Eine Debatte entstand zur Frage, ob eine Kommune bauliche Mehrkosten von der Kommunalaufsicht genehmigt bekommt, wenn sich damit erst auf längere Sicht die Bewirtschaftungskosten reduzieren lassen. Der Birkenfelder Landrat Axel Redmer sprach diesbezüglich von einer ernüchternden Praxis, zumal sein Kreisetat mehr als eng bemessen sei. Der Potsdamer Kommunalwissenschaftler Robert Kösling hielt dem entgegen, es sei weltfremd seitens der übergeordneten Behörden, hier nicht den Langzeiteffekt zu sehen.

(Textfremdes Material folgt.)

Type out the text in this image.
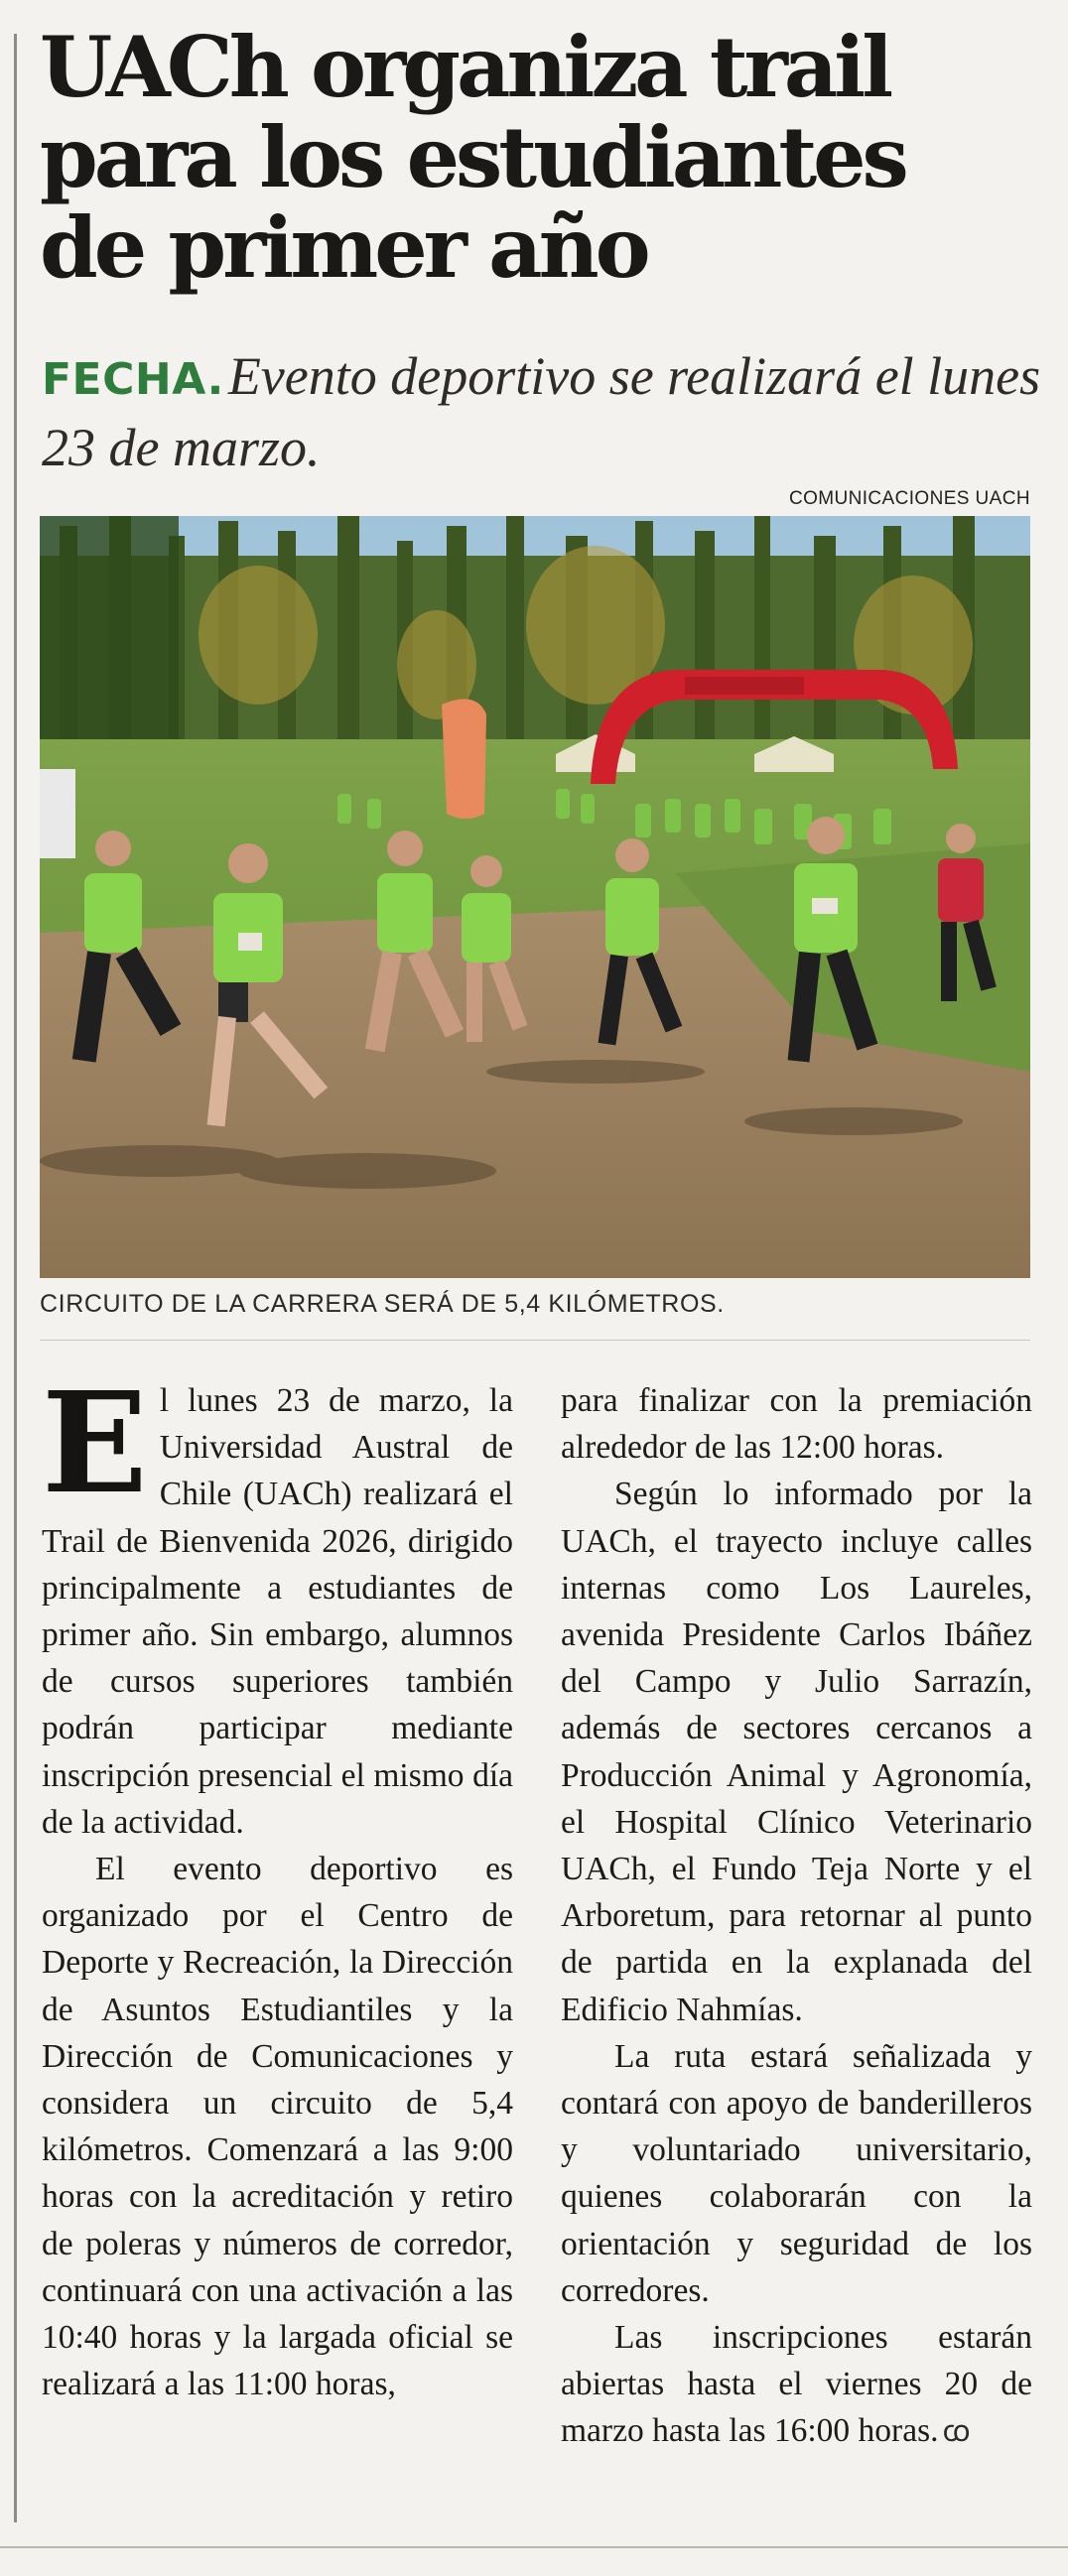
UACh organiza trail
para los estudiantes
de primer año
FECHA. Evento deportivo se realizará el lunes 23 de marzo.
COMUNICACIONES UACH
CIRCUITO DE LA CARRERA SERÁ DE 5,4 KILÓMETROS.

El lunes 23 de marzo, la Universidad Austral de Chile (UACh) realizará el Trail de Bienvenida 2026, dirigido principalmente a estudiantes de primer año. Sin embargo, alumnos de cursos superiores también podrán participar mediante inscripción presencial el mismo día de la actividad.

El evento deportivo es organizado por el Centro de Deporte y Recreación, la Dirección de Asuntos Estudiantiles y la Dirección de Comunicaciones y considera un circuito de 5,4 kilómetros. Comenzará a las 9:00 horas con la acreditación y retiro de poleras y números de corredor, continuará con una activación a las 10:40 horas y la largada oficial se realizará a las 11:00 horas,

para finalizar con la premiación alrededor de las 12:00 horas.

Según lo informado por la UACh, el trayecto incluye calles internas como Los Laureles, avenida Presidente Carlos Ibáñez del Campo y Julio Sarrazín, además de sectores cercanos a Producción Animal y Agronomía, el Hospital Clínico Veterinario UACh, el Fundo Teja Norte y el Arboretum, para retornar al punto de partida en la explanada del Edificio Nahmías.

La ruta estará señalizada y contará con apoyo de banderilleros y voluntariado universitario, quienes colaborarán con la orientación y seguridad de los corredores.

Las inscripciones estarán abiertas hasta el viernes 20 de marzo hasta las 16:00 horas. ꭃ
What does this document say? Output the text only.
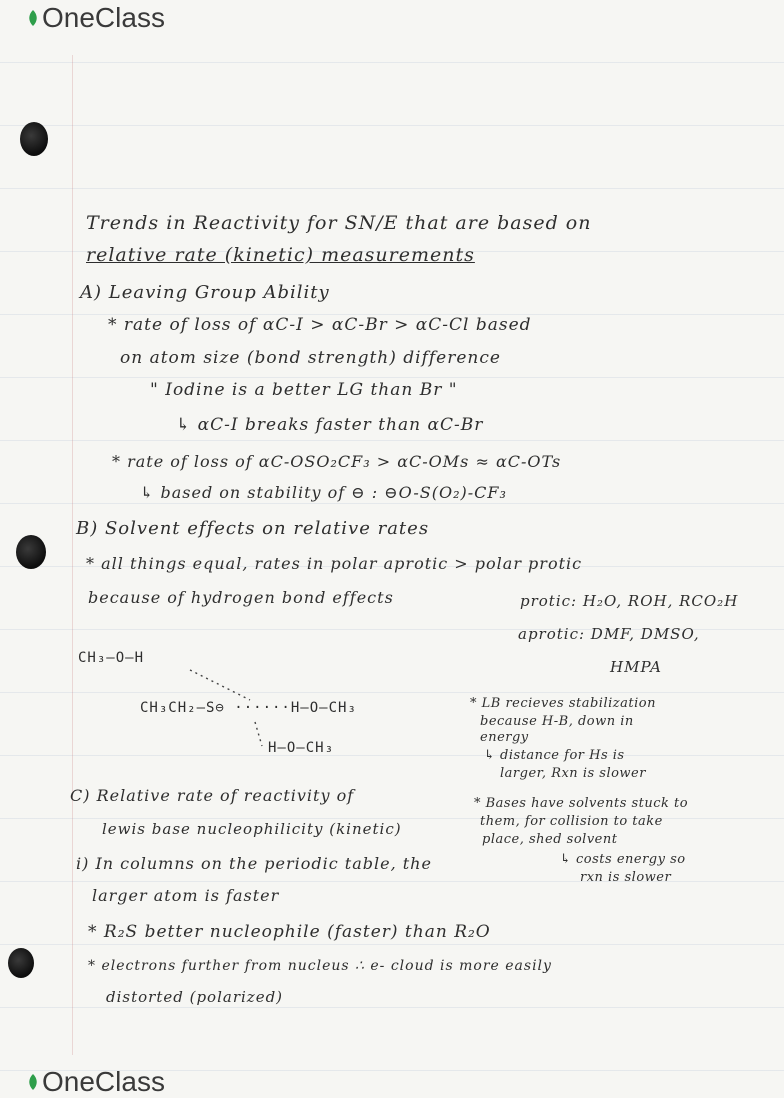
OneClass
Trends in Reactivity for SN/E that are based on
relative rate (kinetic) measurements
A) Leaving Group Ability
* rate of loss of αC-I > αC-Br > αC-Cl based
on atom size (bond strength) difference
" Iodine is a better LG than Br "
↳ αC-I breaks faster than αC-Br
* rate of loss of αC-OSO₂CF₃ > αC-OMs ≈ αC-OTs
↳ based on stability of ⊖ : ⊖O-S(O₂)-CF₃
B) Solvent effects on relative rates
* all things equal, rates in polar aprotic > polar protic
because of hydrogen bond effects	protic: H₂O, ROH, RCO₂H
aprotic: DMF, DMSO,
HMPA
CH₃–O–H
CH₃CH₂–S⊖ ······H–O–CH₃
H–O–CH₃
* LB recieves stabilization
because H-B, down in
energy
↳ distance for Hs is
larger, Rxn is slower
C) Relative rate of reactivity of
lewis base nucleophilicity (kinetic)
* Bases have solvents stuck to
them, for collision to take
place, shed solvent
↳ costs energy so
rxn is slower
i) In columns on the periodic table, the
larger atom is faster
* R₂S better nucleophile (faster) than R₂O
* electrons further from nucleus ∴ e- cloud is more easily
distorted (polarized)
OneClass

Schließlich sei Lebenszyklusmanagement bei der Bewirtschaftung von Gebäuden heute bereits gängige Praxis. Wenn ein Kreis oder eine Kommune nachweisen könne, dass sich bauliche Mehrkosten in zehn Jahren wieder amortisiert haben, müsse das eine Kommunalaufsicht heute akzeptieren und mitgehen. Überdies riet Kösling dazu, in Sachen intelligentnachhaltige Infrastruktur nicht nur über neue Qualitäten, sondern auch über die Quantität zu reden. Denn momentan gebe es noch zu viel Infrastruktur.
Redmer informierte zudem ausführlich über das Projekt „Energiestadt Baumholder 2020“. Dahinter verberge sich eine durch eine US-Garnison geprägte 20 000 Einwohner-Kommune.
Mit dem Projekt soll erstmals in Rheinland-Pfalz ein umfassendes Energiekonzept für den städtischen Bereich erarbeitet und umgesetzt werden, das auf Energieeinsparung, Effizienzsteigerung und erneuerbare Energien beruht. Partner ist hierbei der Birkenfelder Umwelt-Campus der Fachhochschule Trier.
Die Vorsitzende der SPD-Ratsfraktion Hannover, Christine Kastning, berichte von jährlichen städtischen Solarfesten an der Leine, die viel zur Aufklärung und zu einem Bewusstseinswandel unter den Bewohnern beitrügen. Auch autofreie Sonntage dienten dem Thema Nachhaltigkeit.